This visualisation presents a 2D floorplan where emoji-like circles represent occupied seats. Each circle is subdivided to indicate the percentage of time (chronos) students faced the projector screen over the past 60 minutes.
While data is collected in real time from the Cerberus sensors, it is accumulated hourly to smooth updates. The design utilises barcode-inspired temporal pie charts to represent student engagement, using gaze direction as a proxy.
The Cerberus cameras in my LT1 digital twin perform both crowd localisation and crowd counting. Since they rely on face detection, they can also be used to track student engagement—if a student's face is directed towards the screen, it is inferred that they are paying attention.
During lectures, students move their faces frequently, introducing noise into the data. Instead of filtering out this variation, head movement is treated as a proxy for engagement. Over time, this generates a binary timestamp list of when faces were up or down, forming a unique barcode-like pattern for each seat.
Since space on the floorplan is limited, traditional barcodes are transformed into circular charts, where each slice represents a time step, similar to a clock’s minute hand. This merges the concepts of a barcode and a clock into a dynamic temporal pie chart, updated continuously as new data arrives from the Cerberus cameras.

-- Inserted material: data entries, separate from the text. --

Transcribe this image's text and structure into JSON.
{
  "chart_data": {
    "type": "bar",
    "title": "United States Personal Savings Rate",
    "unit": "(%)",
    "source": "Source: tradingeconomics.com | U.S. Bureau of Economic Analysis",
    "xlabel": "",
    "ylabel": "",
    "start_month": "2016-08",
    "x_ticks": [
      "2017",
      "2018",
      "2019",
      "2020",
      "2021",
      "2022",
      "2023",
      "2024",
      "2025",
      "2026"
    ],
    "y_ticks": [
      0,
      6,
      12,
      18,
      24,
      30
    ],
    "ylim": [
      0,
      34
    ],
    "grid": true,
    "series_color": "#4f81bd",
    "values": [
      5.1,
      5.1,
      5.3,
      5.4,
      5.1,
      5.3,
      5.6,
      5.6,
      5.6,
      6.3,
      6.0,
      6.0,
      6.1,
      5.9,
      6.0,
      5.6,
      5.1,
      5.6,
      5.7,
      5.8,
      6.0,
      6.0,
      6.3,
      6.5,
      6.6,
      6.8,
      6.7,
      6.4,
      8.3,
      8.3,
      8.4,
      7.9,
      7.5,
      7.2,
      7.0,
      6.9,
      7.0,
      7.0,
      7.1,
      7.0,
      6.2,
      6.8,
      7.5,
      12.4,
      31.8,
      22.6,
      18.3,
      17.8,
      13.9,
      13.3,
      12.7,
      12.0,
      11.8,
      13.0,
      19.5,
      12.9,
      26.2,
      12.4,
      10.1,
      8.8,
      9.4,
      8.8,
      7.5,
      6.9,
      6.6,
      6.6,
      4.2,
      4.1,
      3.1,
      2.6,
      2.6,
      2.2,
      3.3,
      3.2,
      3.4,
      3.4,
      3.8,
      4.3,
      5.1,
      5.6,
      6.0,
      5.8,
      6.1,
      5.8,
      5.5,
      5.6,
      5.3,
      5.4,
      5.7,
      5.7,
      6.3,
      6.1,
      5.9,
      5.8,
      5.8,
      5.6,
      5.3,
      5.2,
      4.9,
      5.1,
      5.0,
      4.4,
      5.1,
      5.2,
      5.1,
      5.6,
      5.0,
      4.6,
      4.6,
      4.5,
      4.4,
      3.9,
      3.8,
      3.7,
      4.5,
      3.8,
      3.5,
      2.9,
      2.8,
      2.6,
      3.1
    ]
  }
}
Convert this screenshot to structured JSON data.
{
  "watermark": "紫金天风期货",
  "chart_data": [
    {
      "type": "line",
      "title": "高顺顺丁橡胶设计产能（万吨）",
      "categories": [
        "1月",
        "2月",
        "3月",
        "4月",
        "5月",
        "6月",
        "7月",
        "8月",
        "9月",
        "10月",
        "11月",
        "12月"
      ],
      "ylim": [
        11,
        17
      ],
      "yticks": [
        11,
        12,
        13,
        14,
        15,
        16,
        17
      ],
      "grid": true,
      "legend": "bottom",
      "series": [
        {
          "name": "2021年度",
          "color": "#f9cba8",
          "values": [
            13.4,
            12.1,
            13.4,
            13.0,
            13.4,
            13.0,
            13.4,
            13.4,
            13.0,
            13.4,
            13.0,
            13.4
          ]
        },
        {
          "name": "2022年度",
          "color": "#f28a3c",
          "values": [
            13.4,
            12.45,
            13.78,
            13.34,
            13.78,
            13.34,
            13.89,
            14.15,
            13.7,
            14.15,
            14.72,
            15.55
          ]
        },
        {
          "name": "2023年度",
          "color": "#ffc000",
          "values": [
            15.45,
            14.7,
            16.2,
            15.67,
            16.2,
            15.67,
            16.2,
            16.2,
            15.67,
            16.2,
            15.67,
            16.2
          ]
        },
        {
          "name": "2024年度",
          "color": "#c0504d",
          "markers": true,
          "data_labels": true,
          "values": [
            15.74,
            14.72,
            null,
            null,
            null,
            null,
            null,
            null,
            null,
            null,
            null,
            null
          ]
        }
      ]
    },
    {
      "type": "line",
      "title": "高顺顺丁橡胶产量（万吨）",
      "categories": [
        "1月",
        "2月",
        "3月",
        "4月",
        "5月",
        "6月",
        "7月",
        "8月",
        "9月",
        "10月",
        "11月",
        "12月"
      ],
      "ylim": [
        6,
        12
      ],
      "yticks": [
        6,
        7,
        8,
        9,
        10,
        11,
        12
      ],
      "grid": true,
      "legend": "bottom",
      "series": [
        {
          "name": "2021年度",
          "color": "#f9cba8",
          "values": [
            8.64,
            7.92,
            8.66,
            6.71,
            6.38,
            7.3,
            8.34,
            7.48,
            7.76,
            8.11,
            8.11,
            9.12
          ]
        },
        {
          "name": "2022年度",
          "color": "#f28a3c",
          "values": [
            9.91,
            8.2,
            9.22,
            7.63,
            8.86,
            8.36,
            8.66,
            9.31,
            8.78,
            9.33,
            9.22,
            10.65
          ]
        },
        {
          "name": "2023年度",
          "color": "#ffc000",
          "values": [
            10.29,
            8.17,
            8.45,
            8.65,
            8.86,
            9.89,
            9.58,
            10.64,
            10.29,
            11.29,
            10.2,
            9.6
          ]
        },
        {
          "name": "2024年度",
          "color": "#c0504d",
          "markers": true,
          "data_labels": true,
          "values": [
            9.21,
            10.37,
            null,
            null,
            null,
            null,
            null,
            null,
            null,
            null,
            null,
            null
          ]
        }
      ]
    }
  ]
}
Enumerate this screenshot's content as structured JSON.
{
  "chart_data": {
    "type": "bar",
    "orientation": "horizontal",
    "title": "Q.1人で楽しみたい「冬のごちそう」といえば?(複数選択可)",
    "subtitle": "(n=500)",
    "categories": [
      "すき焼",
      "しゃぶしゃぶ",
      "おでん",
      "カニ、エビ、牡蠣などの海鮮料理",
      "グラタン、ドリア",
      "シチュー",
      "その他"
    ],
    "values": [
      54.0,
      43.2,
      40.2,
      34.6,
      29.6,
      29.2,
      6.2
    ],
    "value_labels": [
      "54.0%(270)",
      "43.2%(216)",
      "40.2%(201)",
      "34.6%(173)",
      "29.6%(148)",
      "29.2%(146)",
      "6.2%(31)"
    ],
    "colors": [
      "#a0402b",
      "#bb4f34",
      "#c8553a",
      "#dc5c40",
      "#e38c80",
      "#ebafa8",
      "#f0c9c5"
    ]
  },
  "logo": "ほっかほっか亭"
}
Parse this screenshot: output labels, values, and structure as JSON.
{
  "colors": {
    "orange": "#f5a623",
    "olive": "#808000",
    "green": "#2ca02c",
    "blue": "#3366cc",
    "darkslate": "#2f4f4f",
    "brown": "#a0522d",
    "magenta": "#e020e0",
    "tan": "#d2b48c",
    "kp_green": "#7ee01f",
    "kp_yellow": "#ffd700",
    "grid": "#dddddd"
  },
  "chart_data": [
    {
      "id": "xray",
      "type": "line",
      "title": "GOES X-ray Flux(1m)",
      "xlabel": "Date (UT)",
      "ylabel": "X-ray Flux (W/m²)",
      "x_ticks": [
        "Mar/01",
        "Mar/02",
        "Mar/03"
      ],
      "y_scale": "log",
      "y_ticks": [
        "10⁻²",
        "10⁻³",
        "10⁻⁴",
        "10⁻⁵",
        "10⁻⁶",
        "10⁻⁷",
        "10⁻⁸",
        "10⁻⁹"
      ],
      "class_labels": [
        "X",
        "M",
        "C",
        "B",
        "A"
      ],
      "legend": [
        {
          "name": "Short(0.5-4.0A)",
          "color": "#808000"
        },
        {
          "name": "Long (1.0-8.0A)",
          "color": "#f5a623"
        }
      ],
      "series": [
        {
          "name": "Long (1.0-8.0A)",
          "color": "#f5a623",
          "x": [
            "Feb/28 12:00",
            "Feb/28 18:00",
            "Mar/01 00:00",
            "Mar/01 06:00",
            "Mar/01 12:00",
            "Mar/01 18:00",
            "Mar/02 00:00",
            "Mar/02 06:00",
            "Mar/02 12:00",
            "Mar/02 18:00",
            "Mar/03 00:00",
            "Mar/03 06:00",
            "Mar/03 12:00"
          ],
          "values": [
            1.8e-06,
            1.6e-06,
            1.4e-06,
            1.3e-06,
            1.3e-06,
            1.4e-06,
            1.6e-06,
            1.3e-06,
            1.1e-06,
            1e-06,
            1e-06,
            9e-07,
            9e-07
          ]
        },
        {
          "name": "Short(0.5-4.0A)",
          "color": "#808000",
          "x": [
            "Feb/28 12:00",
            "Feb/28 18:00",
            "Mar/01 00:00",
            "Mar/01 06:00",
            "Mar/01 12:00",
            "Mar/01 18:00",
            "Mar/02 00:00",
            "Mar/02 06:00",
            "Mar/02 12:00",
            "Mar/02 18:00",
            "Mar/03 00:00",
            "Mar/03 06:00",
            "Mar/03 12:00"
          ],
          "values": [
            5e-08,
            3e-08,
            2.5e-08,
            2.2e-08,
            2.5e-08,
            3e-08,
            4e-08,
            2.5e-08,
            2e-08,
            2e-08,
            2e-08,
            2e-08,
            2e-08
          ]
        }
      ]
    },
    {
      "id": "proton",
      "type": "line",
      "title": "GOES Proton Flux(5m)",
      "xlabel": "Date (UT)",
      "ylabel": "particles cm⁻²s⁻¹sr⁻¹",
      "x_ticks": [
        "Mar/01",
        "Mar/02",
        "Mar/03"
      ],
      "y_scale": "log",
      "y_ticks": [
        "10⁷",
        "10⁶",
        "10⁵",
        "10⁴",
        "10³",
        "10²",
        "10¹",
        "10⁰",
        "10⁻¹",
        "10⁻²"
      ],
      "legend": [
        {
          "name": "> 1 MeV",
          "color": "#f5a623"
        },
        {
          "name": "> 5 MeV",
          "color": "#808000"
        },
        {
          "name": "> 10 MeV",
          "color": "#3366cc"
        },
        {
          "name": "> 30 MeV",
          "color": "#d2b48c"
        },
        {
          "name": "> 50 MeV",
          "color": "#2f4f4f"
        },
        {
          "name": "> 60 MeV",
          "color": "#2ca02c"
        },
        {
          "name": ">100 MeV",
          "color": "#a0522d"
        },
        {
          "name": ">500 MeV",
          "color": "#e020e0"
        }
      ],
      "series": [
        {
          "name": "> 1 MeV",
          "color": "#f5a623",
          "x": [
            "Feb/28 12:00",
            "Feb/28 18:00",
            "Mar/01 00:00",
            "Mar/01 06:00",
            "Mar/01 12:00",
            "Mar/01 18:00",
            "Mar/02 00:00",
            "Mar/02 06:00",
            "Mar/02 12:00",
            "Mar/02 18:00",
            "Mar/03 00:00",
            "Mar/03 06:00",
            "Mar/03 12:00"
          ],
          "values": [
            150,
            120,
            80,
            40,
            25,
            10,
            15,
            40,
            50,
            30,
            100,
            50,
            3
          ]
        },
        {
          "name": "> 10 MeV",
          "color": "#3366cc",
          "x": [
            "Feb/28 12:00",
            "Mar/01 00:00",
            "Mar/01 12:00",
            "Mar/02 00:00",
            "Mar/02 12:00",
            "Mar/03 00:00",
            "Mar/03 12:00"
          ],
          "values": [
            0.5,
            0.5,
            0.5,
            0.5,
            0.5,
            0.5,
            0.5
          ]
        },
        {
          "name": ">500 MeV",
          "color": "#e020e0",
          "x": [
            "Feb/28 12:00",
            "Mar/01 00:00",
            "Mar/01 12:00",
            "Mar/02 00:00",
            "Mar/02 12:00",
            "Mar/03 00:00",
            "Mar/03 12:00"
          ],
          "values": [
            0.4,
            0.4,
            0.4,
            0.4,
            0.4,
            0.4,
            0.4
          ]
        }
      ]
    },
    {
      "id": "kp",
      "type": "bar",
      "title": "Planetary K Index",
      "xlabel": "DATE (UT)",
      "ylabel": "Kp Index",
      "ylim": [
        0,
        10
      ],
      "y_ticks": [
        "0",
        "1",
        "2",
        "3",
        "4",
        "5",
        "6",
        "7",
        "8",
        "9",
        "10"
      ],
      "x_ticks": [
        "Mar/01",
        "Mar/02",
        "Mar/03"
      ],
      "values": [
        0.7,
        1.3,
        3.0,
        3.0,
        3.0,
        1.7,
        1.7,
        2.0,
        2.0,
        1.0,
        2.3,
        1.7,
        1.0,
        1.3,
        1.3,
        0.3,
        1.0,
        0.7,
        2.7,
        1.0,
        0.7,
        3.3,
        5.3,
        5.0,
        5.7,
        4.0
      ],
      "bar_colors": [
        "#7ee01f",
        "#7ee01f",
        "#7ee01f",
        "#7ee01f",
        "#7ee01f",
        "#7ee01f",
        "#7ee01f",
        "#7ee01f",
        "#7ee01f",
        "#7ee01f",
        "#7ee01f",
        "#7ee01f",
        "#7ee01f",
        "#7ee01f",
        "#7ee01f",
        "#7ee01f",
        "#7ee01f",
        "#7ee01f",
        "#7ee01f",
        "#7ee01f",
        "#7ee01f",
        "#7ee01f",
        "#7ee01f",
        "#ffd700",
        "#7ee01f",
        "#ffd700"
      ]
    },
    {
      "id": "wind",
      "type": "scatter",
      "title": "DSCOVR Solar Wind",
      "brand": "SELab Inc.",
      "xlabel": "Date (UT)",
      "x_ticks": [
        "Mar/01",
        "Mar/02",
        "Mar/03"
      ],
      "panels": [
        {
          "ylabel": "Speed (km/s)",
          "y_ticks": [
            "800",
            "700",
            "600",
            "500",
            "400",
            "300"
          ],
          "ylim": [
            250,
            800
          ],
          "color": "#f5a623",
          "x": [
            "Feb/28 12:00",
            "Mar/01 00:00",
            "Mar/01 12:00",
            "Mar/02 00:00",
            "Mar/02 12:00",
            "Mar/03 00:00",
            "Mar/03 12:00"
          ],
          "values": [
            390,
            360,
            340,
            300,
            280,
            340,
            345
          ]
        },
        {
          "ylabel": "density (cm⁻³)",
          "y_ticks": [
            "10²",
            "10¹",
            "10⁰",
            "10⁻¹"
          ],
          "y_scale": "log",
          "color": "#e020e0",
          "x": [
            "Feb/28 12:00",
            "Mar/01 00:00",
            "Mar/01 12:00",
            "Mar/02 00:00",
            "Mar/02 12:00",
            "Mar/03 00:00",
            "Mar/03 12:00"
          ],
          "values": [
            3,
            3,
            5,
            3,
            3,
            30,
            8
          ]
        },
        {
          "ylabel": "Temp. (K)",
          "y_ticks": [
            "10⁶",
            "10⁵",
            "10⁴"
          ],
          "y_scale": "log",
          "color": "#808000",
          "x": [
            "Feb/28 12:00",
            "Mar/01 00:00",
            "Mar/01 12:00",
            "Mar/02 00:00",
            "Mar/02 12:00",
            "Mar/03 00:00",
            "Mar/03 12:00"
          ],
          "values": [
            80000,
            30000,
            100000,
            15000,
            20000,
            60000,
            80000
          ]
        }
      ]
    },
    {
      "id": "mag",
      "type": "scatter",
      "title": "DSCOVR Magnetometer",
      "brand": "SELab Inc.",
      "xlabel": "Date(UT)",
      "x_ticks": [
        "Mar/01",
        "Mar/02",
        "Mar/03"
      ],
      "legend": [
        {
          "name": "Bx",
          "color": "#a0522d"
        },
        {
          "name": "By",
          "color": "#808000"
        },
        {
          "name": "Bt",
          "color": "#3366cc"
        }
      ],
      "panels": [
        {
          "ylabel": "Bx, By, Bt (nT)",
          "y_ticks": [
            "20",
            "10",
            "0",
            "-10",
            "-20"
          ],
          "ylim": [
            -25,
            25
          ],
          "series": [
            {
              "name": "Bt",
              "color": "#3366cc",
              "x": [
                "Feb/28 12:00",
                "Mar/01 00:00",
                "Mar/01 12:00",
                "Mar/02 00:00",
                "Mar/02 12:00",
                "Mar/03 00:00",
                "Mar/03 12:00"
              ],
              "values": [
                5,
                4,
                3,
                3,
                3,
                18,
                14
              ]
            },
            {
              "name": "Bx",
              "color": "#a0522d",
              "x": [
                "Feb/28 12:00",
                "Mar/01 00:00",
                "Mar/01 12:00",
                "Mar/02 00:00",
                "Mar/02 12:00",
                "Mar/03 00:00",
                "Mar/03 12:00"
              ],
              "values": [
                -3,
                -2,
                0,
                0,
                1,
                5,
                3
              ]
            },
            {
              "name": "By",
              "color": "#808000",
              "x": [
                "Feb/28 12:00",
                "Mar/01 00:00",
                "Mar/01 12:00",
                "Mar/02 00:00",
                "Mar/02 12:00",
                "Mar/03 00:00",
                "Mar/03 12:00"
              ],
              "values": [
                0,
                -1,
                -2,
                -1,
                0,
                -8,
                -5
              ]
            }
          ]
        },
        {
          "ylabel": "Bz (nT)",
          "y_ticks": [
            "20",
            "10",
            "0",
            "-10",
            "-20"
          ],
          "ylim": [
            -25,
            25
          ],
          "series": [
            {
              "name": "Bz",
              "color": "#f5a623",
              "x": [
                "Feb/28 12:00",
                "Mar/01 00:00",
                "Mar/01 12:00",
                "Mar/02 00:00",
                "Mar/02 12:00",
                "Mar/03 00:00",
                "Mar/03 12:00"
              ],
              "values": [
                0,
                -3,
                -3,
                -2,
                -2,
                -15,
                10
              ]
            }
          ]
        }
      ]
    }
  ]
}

The original design featured black dots with grey slices, which were difficult to interpret. Additionally, it wasn’t immediately clear whether the visualisation represented Cerberus data or other environmental sensors. To improve clarity, emoji masks were added over occupied seats, and an explanatory illustration was included in empty spaces.
Immediate insights emerge from the visualisation, such as a student in the bottom row switching seats midway through the lecture.
However, this system also highlights a limitation of the Cerberus sensors. Seats at the edges of the camera’s field of view may suffer from distortion due to the wide fisheye lens, leading to noisier data in these regions. This could give the false impression that some students are less engaged than they actually are.